Similarly, prices in Europe have remained artificially high because of Russia’s Gazprom monopoly on natural gas exports. With the threat of LNG imports from the U.S., the Ukraine and other countries[4], prices in Europe are unlikely to remain at current levels either. Further, Gazprom’s pipeline monopoly is already under siege from domestic producers in Russia, such as Novatek and Rosneft, and Statoil in Norway.[5]
In short, markets are dynamic. While there is an attractive export opportunity in the near term (3-5 years) for U.S. producers, over the longer term supply will catch up with demand and reduce global price differentials.[6]
A Global Market For Natural Gas Will Evolve
[ic-l]The eventual synchronization of supply and demand will serve to both moderate the demand for exports from the U.S., as well as put downward pressure on natural gas prices.[7] In the same way that crude oil has become a global market, so will natural gas. This will come about as a direct result of new, significant natural gas discoveries and eventual production in the U.S., Australia, East Africa and probably China – perhaps other countries as well. These countries will seek to export their surplus, or in the case of China, reduce their need to import. Taken as a whole, these new supply markets that extend well beyond U.S. borders will serve to keep a cap on natural gas prices at an estimated $4-7 per thousand cubic feet (and arguably in a tighter range between $5-6).[8] This kind of price stability would indeed represent a significant shift away from the frequent spikes that occurred during the era of conventional natural gas exploration and production, which is steadily giving way to unconventional methods of production.
[1] Energy Information Administration. “Effect of Increased Natural Gas Exports on Domestic Energy Markets.” U.S. Department of Energy.

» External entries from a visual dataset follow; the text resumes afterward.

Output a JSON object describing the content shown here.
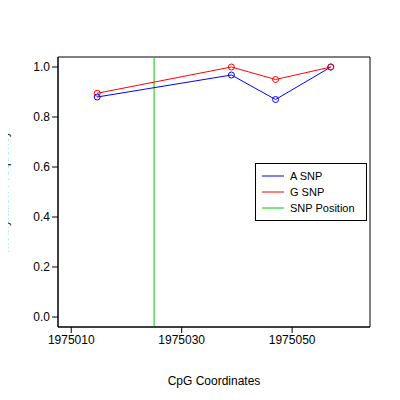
{
  "chart_data": {
    "type": "line",
    "x_label": "CpG Coordinates",
    "y_label": "Methylation Frequency",
    "x": [
      1975014.7,
      1975039,
      1975047,
      1975057
    ],
    "series": [
      {
        "name": "A SNP",
        "color": "#0000ff",
        "marker": "circle_open",
        "values": [
          0.88,
          0.968,
          0.87,
          1.0
        ]
      },
      {
        "name": "G SNP",
        "color": "#ff0000",
        "marker": "circle_open",
        "values": [
          0.895,
          1.0,
          0.95,
          1.0
        ]
      }
    ],
    "vlines": [
      {
        "name": "SNP Position",
        "x": 1975025,
        "color": "#00cc00"
      }
    ],
    "xlim": [
      1975007.6,
      1975064.1
    ],
    "xticks": [
      1975010,
      1975030,
      1975050
    ],
    "ylim": [
      -0.04,
      1.04
    ],
    "yticks": [
      {
        "value": 0,
        "label": "0.0"
      },
      {
        "value": 0.2,
        "label": "0.2"
      },
      {
        "value": 0.4,
        "label": "0.4"
      },
      {
        "value": 0.6,
        "label": "0.6"
      },
      {
        "value": 0.8,
        "label": "0.8"
      },
      {
        "value": 1,
        "label": "1.0"
      }
    ],
    "legend": "right"
  }
}
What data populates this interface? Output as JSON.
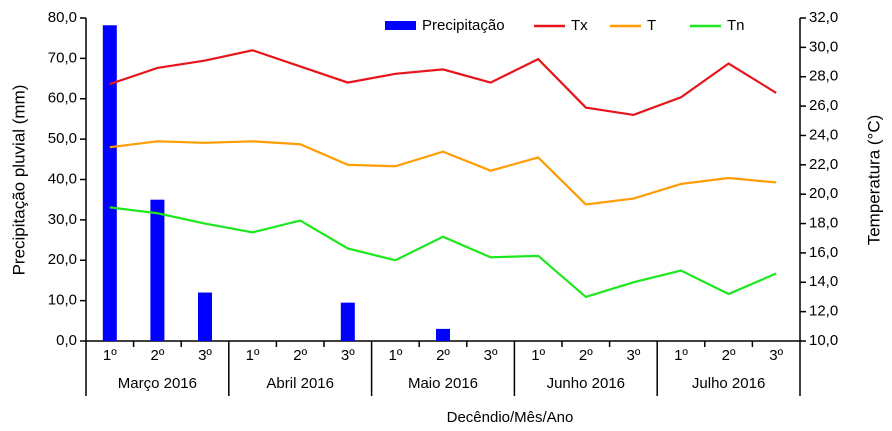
{
  "chart_data": {
    "type": "bar-line",
    "x_label": "Decêndio/Mês/Ano",
    "y_label": "Precipitação pluvial (mm)",
    "y2_label": "Temperatura (°C)",
    "categories": [
      "1º",
      "2º",
      "3º",
      "1º",
      "2º",
      "3º",
      "1º",
      "2º",
      "3º",
      "1º",
      "2º",
      "3º",
      "1º",
      "2º",
      "3º"
    ],
    "groups": [
      "Março 2016",
      "Abril 2016",
      "Maio 2016",
      "Junho 2016",
      "Julho 2016"
    ],
    "ylim": [
      0,
      80
    ],
    "yticks": [
      {
        "value": 0,
        "label": "0,0"
      },
      {
        "value": 10,
        "label": "10,0"
      },
      {
        "value": 20,
        "label": "20,0"
      },
      {
        "value": 30,
        "label": "30,0"
      },
      {
        "value": 40,
        "label": "40,0"
      },
      {
        "value": 50,
        "label": "50,0"
      },
      {
        "value": 60,
        "label": "60,0"
      },
      {
        "value": 70,
        "label": "70,0"
      },
      {
        "value": 80,
        "label": "80,0"
      }
    ],
    "y2lim": [
      10,
      32
    ],
    "y2ticks": [
      {
        "value": 10,
        "label": "10,0"
      },
      {
        "value": 12,
        "label": "12,0"
      },
      {
        "value": 14,
        "label": "14,0"
      },
      {
        "value": 16,
        "label": "16,0"
      },
      {
        "value": 18,
        "label": "18,0"
      },
      {
        "value": 20,
        "label": "20,0"
      },
      {
        "value": 22,
        "label": "22,0"
      },
      {
        "value": 24,
        "label": "24,0"
      },
      {
        "value": 26,
        "label": "26,0"
      },
      {
        "value": 28,
        "label": "28,0"
      },
      {
        "value": 30,
        "label": "30,0"
      },
      {
        "value": 32,
        "label": "32,0"
      }
    ],
    "series": [
      {
        "name": "Precipitação",
        "type": "bar",
        "color": "#0000ff",
        "values": [
          78.2,
          35,
          12,
          0,
          0,
          9.5,
          0,
          3,
          0,
          0,
          0,
          0,
          0,
          0,
          0
        ]
      },
      {
        "name": "Tx",
        "type": "line",
        "axis": "y2",
        "color": "#e8141b",
        "values": [
          27.5,
          28.6,
          29.1,
          29.8,
          28.7,
          27.6,
          28.2,
          28.5,
          27.6,
          29.2,
          25.9,
          25.4,
          26.6,
          28.9,
          26.9
        ]
      },
      {
        "name": "T",
        "type": "line",
        "axis": "y2",
        "color": "#ff9c00",
        "values": [
          23.2,
          23.6,
          23.5,
          23.6,
          23.4,
          22.0,
          21.9,
          22.9,
          21.6,
          22.5,
          19.3,
          19.7,
          20.7,
          21.1,
          20.8
        ]
      },
      {
        "name": "Tn",
        "type": "line",
        "axis": "y2",
        "color": "#1de81d",
        "values": [
          19.1,
          18.7,
          18.0,
          17.4,
          18.2,
          16.3,
          15.5,
          17.1,
          15.7,
          15.8,
          13.0,
          14.0,
          14.8,
          13.2,
          14.6
        ]
      }
    ]
  }
}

January 2012.
[2] Kawamoto, Lt. Hannah. “Natural Gas Regasification Technologies,” USCG Proceedings, Winter 2008-09.
[3] Henderson, James. “The Potential Impact of North American LNG Exports.” The Oxford Institute for Energy Studies.
[4] Peaple, Andrew. “A New Foreign Policy for Gazprom.” Heard on the Street,The Wall Street Journal. January 29, 2013.
[5] Marson, James. “Gazprom warns of a drop in profit, driving down stock” The Wall Street Journal. Feburary 11, 2013.
[6] Medlock III, Ph.D., Kenneth B., “U.S. LNG Exports: Truth and Consequence.” James A. Baker III Institute for Public Policy, Rice University. August 2012.
[7] Henderson, James. “The Potential Impact of North American LNG Exports.” The Oxford Institute for Energy Studies, from the Preface by Howard Rogers.
[8] Henderson, James. “The Potential Impact of North American LNG Exports.” The Oxford Institute for Energy Studies and UTSA Center for Community and Business Research estimates.